Okyanus dibindeki “saatli bombaların” bir örneği de Aralık 1918’de, 1’inci Dünya Savaşı’nın sonunda Bolşeviklere karşı Estonyalılara destek için Talin’e giden HMS Cassandra gemisiydi. Bu gemi, mayına çarparak Saaremaa Adası açıklarında battı. 400 mürettebat sağ kurtulurken, 11 kişi gemiyle birlikte sulara gömüldü. Yaklaşık 100 metre derinde bulunan bu batık, 2010 yılında keşfedildi. Geminin içinde ise petrol formunda çevresel bir saatli bomba gizli.
HMS Cassandra batığını inceleyen gemide bulunan Matt Skelhorn, Baltık bölgesindeki pek çok diğer gemi gibi bu geminin de “son derece iyi muhafaza edilmiş durumda olduğunu” söyledi.
İngiltere Savunma Bakanlığı’nın Enkaz Yönetim Programı’nın değerlendirmesine göre de “bu batık, İngiltere sularında karşılaştıkları çoğu batıktan kesinlikle daha iyi durumda”.
Öte yandan, bu batığın iyi durumda olması çevre için de iyi olduğu anlamına gelmiyor olabilir. Diğer bir deyişle, gemiden geri kalanlar yavaş bir şekilde çözündüğü için yakın bir zaman içinde çökme ya da felaket boyutunda bir sızıntıya yol açma ihtimali yüksek değil. Fakat alışılmadık derecede iyi durumda olması aynı zamanda dünyanın başka yerlerinde büyük ölçüde bozunmuş gemilerde olduğundan daha fazla petrolü içinde barındırdığı anlamına da geliyor olabilir.
HMS Cassandra, halihazırda az miktarlarda petrol sızdırıyor. En sonunda ise içindeki tüm petrol doğaya karışacak.
“İNSANLARIN FAALİYETLERİ DURUMU KÖTÜLEŞTİRİYOR”
Bu ve benzer gemilere aynı zamanda “potansiyel olarak kirletici batıklar” (PPW) adı veriliyor. Bu deniz araçlarında sızıntı yapmaları durumunda çevresel hasar yaratma potansiyeline sahip yük ya da yakıt bulunuyor.
Baltık Denizi’nden Güney Asya Pasifik’e kadar farklı coğrafyalarda bulunan bu gemilerden bazıları halihazırda sızıntı yapıyor, dolayısıyla da hem deniz ekosistemlerini hem de su ürünlerini ve yakınlarda yaşayan insan topluluklarını tehdit ediyor.
Sular altında 8 bin 500 civarında PPW bulunduğu, bunların çoğunun tarihinin 1’inci ve 2’nci Dünya Savaşı’na dayandığı tahmin ediliyor.

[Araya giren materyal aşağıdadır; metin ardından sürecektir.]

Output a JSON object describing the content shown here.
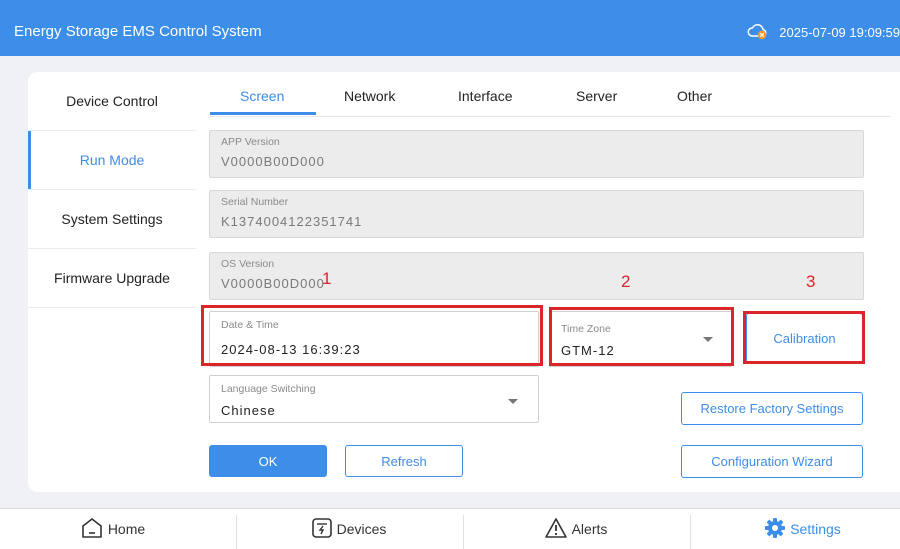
{
  "header": {
    "title": "Energy Storage EMS Control System",
    "datetime": "2025-07-09 19:09:59",
    "cloud_icon": "cloud-error-icon"
  },
  "sidebar": {
    "items": [
      {
        "label": "Device Control",
        "active": false
      },
      {
        "label": "Run Mode",
        "active": true
      },
      {
        "label": "System Settings",
        "active": false
      },
      {
        "label": "Firmware Upgrade",
        "active": false
      }
    ]
  },
  "tabs": [
    {
      "label": "Screen",
      "active": true
    },
    {
      "label": "Network",
      "active": false
    },
    {
      "label": "Interface",
      "active": false
    },
    {
      "label": "Server",
      "active": false
    },
    {
      "label": "Other",
      "active": false
    }
  ],
  "info": {
    "app_version": {
      "label": "APP Version",
      "value": "V0000B00D000"
    },
    "serial_number": {
      "label": "Serial Number",
      "value": "K1374004122351741"
    },
    "os_version": {
      "label": "OS Version",
      "value": "V0000B00D000"
    }
  },
  "datetime_field": {
    "label": "Date & Time",
    "value": "2024-08-13 16:39:23"
  },
  "timezone_field": {
    "label": "Time Zone",
    "value": "GTM-12"
  },
  "language_field": {
    "label": "Language Switching",
    "value": "Chinese"
  },
  "buttons": {
    "calibration": "Calibration",
    "restore": "Restore Factory Settings",
    "wizard": "Configuration Wizard",
    "ok": "OK",
    "refresh": "Refresh"
  },
  "annotations": [
    "1",
    "2",
    "3"
  ],
  "bottom_nav": [
    {
      "label": "Home",
      "icon": "home-icon"
    },
    {
      "label": "Devices",
      "icon": "devices-icon"
    },
    {
      "label": "Alerts",
      "icon": "alert-icon"
    },
    {
      "label": "Settings",
      "icon": "gear-icon"
    }
  ],
  "colors": {
    "accent": "#3d8ee9",
    "highlight": "#d9262b"
  }
}
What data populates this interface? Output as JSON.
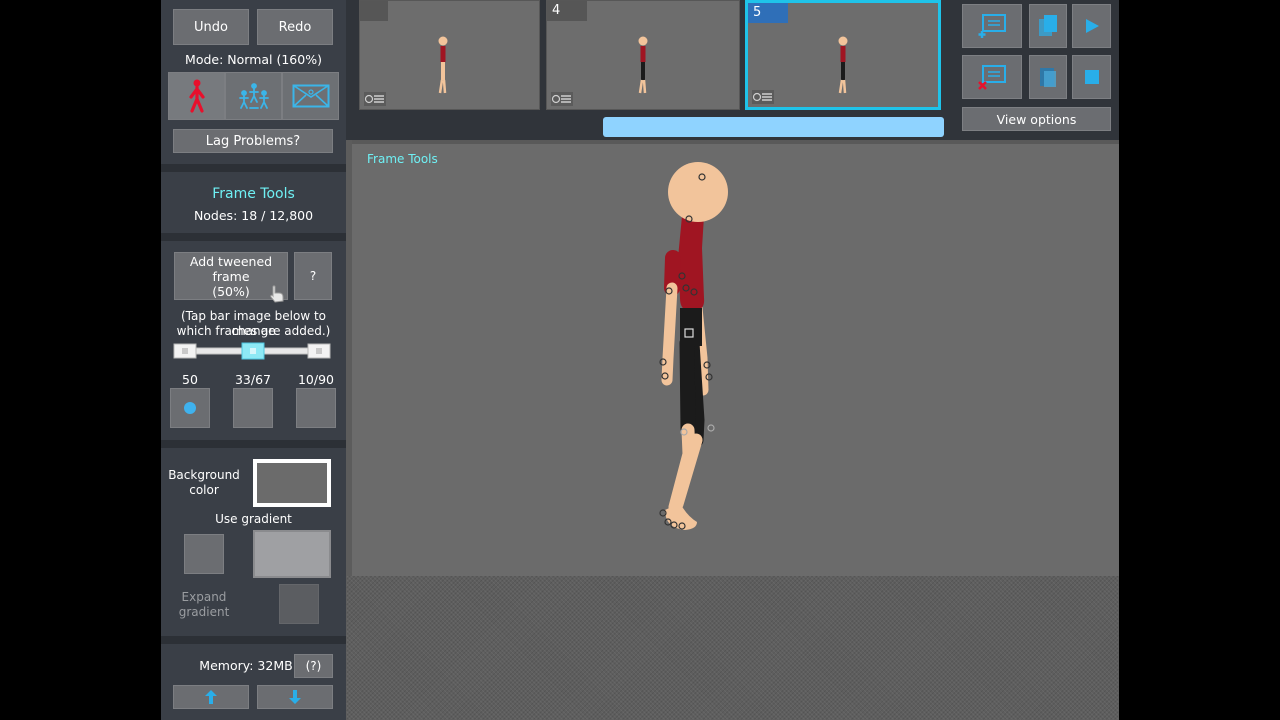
{
  "toolbar": {
    "undo_label": "Undo",
    "redo_label": "Redo"
  },
  "mode_text": "Mode: Normal (160%)",
  "lag_button": "Lag Problems?",
  "frame_tools": {
    "title": "Frame Tools",
    "nodes": "Nodes: 18 / 12,800"
  },
  "tween": {
    "add_label_line1": "Add tweened frame",
    "add_label_line2": "(50%)",
    "help_label": "?",
    "hint_line1": "(Tap bar image below to change",
    "hint_line2": "which frames are added.)",
    "options": [
      {
        "label": "50",
        "selected": true
      },
      {
        "label": "33/67",
        "selected": false
      },
      {
        "label": "10/90",
        "selected": false
      }
    ]
  },
  "background": {
    "color_label_line1": "Background",
    "color_label_line2": "color",
    "gradient_label": "Use gradient",
    "expand_line1": "Expand",
    "expand_line2": "gradient",
    "color_hex": "#6b6b6b"
  },
  "memory": {
    "label": "Memory: 32MB",
    "help_label": "(?)"
  },
  "timeline": {
    "frames": [
      {
        "number": "",
        "selected": false
      },
      {
        "number": "4",
        "selected": false
      },
      {
        "number": "5",
        "selected": true
      }
    ]
  },
  "view_options_label": "View options",
  "canvas_label": "Frame Tools",
  "colors": {
    "accent": "#1fc3e9",
    "figure_shirt": "#a01522",
    "figure_pants": "#1b1b1b",
    "skin": "#f2c49b"
  },
  "icons": {
    "toolbar": [
      "add-frame-icon",
      "copy-frame-icon",
      "play-icon",
      "delete-frame-icon",
      "paste-frame-icon",
      "stop-icon"
    ],
    "mode": [
      "single-figure-icon",
      "multi-figure-icon",
      "image-icon"
    ],
    "memory": [
      "arrow-up-icon",
      "arrow-down-icon"
    ]
  }
}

Fakat verilerin sınırlı olması gerçek sayının bundan çok daha yüksek olabileceği anlamına da geliyor.
Bu konu üzerine çalışan Tangaroa Projesi, 80 ile 100 yıl sonra bunların giderek daha fazla istikrarsız bir hal aldığı konusunda uyarıyor.
Bu “saatli bombaların” aciliyet teşkil etmesinin bir diğer sebebi ise insanların eylemlerinin durumu kötüleştirmesinde yatıyor. Denizin dibinde oturan bu batıklar on yıllardır yavaşça çözünüyor. Fakat son dönemde bu çözünme hızında bir artış görülüyor. Her biri iklim değişikliğinin doğrudan bir sonucu olan artan okyanus sıcaklıkları ve değişen su asitliği, bu artışın arkasında yatan sebepler olarak öne çıkıyor. Yine iklim krizinin daha sık ve şiddetli bir duruma getirdiği tayfun ve fırtınalar da halihazırda zayıflamış olan bu yapıların üzerine fazladan bir yük bindiriyor.
Haberde yer verilen değerlendirmeye göre, “insan faaliyetlerinin etkileri, halihazırda tehlikeli olan bu çevresel saatli bombaların fitilini iyiden iyiye kısaltıyor”.